In marine ecosystems killer whales and great white sharks sit at the top of the food chain, but clearly they are not equal

Historically, great whites have ruled the waves all along the coast of South Africa. There is a wonderful sequence in planet earth where a great white is filmed in ultra slow motion, leaping from the water as it tries to catch seals – something it is an expert in.

The incredible scene of great whites leaping clear of the water on the BBC planet earth

Yet, two killer whales have shown that, like the cheetah, while the great white terrifies its prey, it must still watch its step when it comes to the lion.

This has the potential to completely change the ecosystem, as great whites behaviour has a great impact on the behaviour of Abalone and even Penguins.

It is thought that just two Orca (or killer whales) have developed a taste for Great white shark liver. Amusingly called Port and Starboard, the have terrified the shark population, into avoiding areas such as around Gansbaal an area which is usually good for tourist to see the huge predatory fish.
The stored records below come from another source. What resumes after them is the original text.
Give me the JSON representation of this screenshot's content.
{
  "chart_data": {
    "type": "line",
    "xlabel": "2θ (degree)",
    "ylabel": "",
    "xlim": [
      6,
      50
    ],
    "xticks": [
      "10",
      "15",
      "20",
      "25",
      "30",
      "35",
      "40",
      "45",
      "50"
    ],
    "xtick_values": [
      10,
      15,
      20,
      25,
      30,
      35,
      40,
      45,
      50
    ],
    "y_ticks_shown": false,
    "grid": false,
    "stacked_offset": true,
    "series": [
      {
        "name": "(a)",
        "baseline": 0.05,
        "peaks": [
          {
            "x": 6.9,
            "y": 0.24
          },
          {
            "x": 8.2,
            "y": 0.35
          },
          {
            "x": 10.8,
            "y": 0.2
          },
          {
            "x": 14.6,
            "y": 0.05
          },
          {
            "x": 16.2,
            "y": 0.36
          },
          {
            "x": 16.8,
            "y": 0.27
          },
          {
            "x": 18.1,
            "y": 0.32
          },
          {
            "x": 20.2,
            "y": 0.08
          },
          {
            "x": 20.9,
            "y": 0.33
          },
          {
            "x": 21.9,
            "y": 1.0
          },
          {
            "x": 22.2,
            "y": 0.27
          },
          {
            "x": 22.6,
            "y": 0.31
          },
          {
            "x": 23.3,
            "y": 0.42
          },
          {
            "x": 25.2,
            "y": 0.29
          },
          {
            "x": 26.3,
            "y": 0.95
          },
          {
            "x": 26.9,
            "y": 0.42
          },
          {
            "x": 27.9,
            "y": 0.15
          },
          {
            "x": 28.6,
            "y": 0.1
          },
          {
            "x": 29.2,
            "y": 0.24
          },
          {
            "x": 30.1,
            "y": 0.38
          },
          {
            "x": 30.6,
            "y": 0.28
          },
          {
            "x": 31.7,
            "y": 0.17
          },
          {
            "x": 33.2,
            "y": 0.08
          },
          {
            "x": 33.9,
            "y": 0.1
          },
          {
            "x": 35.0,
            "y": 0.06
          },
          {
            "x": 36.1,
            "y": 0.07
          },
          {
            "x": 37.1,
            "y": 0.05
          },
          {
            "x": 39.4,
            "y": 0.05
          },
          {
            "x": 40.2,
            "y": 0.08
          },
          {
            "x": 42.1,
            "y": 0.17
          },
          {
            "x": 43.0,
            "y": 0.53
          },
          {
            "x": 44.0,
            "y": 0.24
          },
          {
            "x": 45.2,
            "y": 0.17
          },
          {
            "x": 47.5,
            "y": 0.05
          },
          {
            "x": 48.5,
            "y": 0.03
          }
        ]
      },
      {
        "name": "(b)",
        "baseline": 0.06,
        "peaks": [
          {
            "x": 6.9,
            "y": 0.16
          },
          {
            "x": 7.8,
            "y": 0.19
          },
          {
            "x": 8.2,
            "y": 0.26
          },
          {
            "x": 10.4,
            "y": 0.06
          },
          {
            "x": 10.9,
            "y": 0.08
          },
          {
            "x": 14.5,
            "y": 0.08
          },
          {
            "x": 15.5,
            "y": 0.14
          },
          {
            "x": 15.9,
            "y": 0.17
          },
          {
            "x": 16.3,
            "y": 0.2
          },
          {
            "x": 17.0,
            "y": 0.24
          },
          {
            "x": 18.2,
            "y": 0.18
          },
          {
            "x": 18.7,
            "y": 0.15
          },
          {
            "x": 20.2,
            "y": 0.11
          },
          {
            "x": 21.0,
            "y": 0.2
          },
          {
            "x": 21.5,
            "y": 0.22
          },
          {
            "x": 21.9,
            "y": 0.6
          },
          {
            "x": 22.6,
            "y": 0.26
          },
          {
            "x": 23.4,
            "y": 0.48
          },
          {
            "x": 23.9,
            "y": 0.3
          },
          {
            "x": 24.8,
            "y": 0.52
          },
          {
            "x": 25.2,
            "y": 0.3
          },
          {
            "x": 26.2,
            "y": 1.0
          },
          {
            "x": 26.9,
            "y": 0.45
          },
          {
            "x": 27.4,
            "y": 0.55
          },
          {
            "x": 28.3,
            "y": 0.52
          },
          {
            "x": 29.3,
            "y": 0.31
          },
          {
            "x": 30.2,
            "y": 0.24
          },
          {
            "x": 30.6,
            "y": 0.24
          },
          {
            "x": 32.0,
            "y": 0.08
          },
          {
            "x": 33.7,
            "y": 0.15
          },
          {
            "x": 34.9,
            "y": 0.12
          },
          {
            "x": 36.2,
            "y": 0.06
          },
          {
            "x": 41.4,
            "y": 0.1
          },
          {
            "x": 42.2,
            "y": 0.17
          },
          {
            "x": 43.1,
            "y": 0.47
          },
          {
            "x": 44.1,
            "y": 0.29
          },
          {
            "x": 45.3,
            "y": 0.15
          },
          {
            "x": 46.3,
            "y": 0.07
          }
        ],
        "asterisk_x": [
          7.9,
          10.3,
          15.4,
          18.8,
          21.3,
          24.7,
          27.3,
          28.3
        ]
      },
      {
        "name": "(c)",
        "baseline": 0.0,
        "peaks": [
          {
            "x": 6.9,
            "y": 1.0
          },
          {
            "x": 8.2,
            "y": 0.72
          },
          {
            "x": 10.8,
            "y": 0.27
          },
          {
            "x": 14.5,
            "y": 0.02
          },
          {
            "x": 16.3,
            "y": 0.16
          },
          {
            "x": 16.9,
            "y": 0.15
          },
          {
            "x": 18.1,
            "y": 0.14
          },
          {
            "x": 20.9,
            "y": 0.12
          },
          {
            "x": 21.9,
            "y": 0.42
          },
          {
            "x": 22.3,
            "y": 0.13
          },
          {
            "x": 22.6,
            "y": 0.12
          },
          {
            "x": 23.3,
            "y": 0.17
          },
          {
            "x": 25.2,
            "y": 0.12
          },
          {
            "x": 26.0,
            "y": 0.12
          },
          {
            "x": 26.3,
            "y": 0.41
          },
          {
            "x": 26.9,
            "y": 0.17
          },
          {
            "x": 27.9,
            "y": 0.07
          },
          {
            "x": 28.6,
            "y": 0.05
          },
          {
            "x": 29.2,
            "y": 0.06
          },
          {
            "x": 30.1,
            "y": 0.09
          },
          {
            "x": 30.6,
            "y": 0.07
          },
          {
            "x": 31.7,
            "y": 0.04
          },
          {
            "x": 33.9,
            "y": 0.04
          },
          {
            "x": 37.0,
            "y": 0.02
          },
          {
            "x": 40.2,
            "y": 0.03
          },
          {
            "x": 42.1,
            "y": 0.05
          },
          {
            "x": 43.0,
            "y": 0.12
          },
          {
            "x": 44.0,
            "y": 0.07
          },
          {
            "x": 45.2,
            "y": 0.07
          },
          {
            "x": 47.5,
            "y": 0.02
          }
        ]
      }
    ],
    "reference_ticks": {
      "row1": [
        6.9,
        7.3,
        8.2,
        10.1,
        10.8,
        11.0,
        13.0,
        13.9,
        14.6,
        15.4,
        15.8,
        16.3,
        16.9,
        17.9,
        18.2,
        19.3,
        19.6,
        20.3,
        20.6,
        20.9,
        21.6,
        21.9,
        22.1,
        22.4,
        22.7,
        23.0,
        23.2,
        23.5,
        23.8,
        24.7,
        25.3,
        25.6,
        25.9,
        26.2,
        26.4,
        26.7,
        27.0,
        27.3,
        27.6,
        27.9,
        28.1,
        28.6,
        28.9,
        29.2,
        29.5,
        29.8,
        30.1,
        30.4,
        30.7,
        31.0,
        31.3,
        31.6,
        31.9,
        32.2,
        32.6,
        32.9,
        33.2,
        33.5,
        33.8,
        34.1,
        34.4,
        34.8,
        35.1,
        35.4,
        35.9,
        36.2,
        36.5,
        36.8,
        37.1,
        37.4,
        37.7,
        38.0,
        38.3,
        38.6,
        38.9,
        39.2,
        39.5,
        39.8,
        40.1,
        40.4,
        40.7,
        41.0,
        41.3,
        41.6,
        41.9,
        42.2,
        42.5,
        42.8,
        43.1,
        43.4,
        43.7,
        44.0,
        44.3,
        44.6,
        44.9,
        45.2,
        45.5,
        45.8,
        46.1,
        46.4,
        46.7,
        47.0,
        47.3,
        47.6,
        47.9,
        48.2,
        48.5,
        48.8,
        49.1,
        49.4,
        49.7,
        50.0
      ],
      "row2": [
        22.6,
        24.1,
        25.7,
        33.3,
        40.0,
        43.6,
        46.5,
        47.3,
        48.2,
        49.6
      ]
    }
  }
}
In the same way that wild dogs have avoided areas in the Serengeti where lions frequent, great whites are staying away from areas that are good for food, to stay alive.

Both apex predators have been seen to successfully kill the other, though a similar attack has been observed off the coast of the USA. In both instances the killer whale has eaten the most nutritious organ the liver, with the orca off South Africa, also often consuming the heart.

The removal of the usual apex predator can have strange impacts further down the food chain, for instance bronze whaler sharks – usually targeted by great whites, are having bigger impacts on the food chain due to their absence.

This could have a huge impact in the long run, but so far scientists are unsure what the long-term impact will be.